Echinocactus texensis Hopffer
Horse Crippler, Devil's Pincushion, Horse Crippler Cactus, Devil's Head, Candy Cactus
Echinocactus courantianus, Echinocactus lindheimeri, Echinocactus platycephalus, Homalocephala texensis
Echinocactus texensis is a stout barrel cactus, solitary when young and very rarely slowly clustering in age. The stem is pale grey-green to grass green, flat-topped, hemispheric in old age but usually deep-seated with numerous ribs, up to 8 inches (20 cm) tall and up to 12 inches (30 cm) in diameter. Spines are small but strong, pale tan, pink or reddish to grey. Flowers are up to 2.4 inches (6 cm) long with equal diameter, ranging from white thru rose-pink to pale silvery-pink, with red throats in late spring and can appear on specimens around 4 inches (10 cm) in diameter. Fruits are fleshy, scarlet or crimson, spheric to egg-shaped, up to 2 inches (5 cm) long, and up to 1.6 inches (4 cm) in diameter.
USDA hardiness zones 9a to 11b: from 20 °F (−6.7 °C) to 50 °F (+10 °C).
How to Grow and Care
Overall, these are very attractive cacti for dish gardens or indoor display. A collection of them is especially attractive, as they look like a collection of balls tossed upon the ground. It's critical, however, to never let these cactus be exposed to prolonged periods in water or even very high humidity. They will suffer from rot in the presence of humidity. Echinocactus are vulnerable to pests, including aphids, mealy bugs, scale, and whitefly. If possible, identify the infestation as early as possible and treat it with the leave toxic option.
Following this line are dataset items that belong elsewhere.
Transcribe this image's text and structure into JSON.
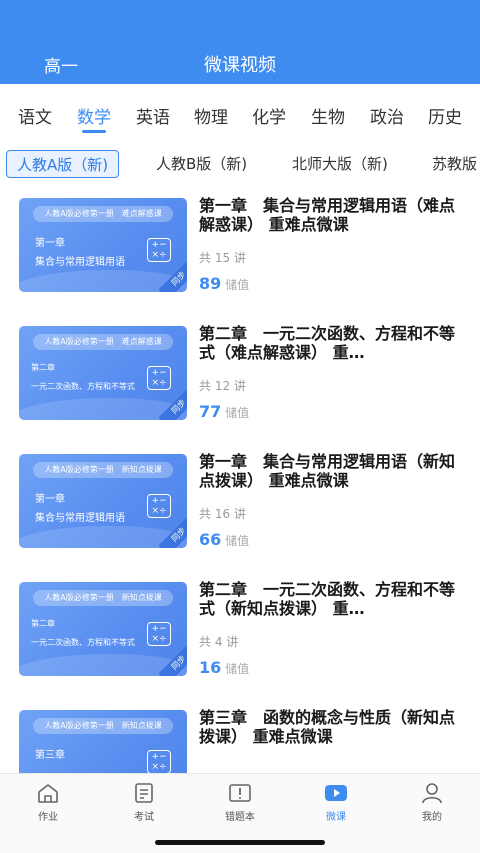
{
  "header": {
    "grade": "高一",
    "title": "微课视频"
  },
  "subjects": [
    "语文",
    "数学",
    "英语",
    "物理",
    "化学",
    "生物",
    "政治",
    "历史"
  ],
  "active_subject": 1,
  "editions": [
    "人教A版（新)",
    "人教B版（新)",
    "北师大版（新)",
    "苏教版"
  ],
  "colors": {
    "accent": "#3f8cf0",
    "card": "#5a8ff0"
  },
  "courses": [
    {
      "badge": "人教A版必修第一册　难点解惑课",
      "thumb_line1": "第一章",
      "thumb_line2": "集合与常用逻辑用语",
      "corner": "同步",
      "title": "第一章　集合与常用逻辑用语（难点解惑课） 重难点微课",
      "lessons": "共 15 讲",
      "points": "89",
      "points_unit": "储值"
    },
    {
      "badge": "人教A版必修第一册　难点解惑课",
      "thumb_line1": "第二章",
      "thumb_line2": "一元二次函数、方程和不等式",
      "corner": "同步",
      "title": "第二章　一元二次函数、方程和不等式（难点解惑课） 重…",
      "lessons": "共 12 讲",
      "points": "77",
      "points_unit": "储值"
    },
    {
      "badge": "人教A版必修第一册　新知点拨课",
      "thumb_line1": "第一章",
      "thumb_line2": "集合与常用逻辑用语",
      "corner": "同步",
      "title": "第一章　集合与常用逻辑用语（新知点拨课） 重难点微课",
      "lessons": "共 16 讲",
      "points": "66",
      "points_unit": "储值"
    },
    {
      "badge": "人教A版必修第一册　新知点拨课",
      "thumb_line1": "第二章",
      "thumb_line2": "一元二次函数、方程和不等式",
      "corner": "同步",
      "title": "第二章　一元二次函数、方程和不等式（新知点拨课） 重…",
      "lessons": "共 4 讲",
      "points": "16",
      "points_unit": "储值"
    },
    {
      "badge": "人教A版必修第一册　新知点拨课",
      "thumb_line1": "第三章",
      "thumb_line2": "",
      "corner": "同步",
      "title": "第三章　函数的概念与性质（新知点拨课） 重难点微课",
      "lessons": "",
      "points": "",
      "points_unit": ""
    }
  ],
  "nav": [
    {
      "label": "作业",
      "icon": "home-icon"
    },
    {
      "label": "考试",
      "icon": "exam-icon"
    },
    {
      "label": "错题本",
      "icon": "notebook-icon"
    },
    {
      "label": "微课",
      "icon": "video-icon"
    },
    {
      "label": "我的",
      "icon": "person-icon"
    }
  ],
  "active_nav": 3
}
It's best to repot at the beginning of the growing season or summer. To repot a cactus, make sure the soil is dry before repotting, then gently remove the pot. Knock away the old soil from the roots, making sure to remove any rotted or dead roots in the process.
See more at How to Grow and Care for Echinocactus.
Native to southeast New Mexico, west, central and south Texas.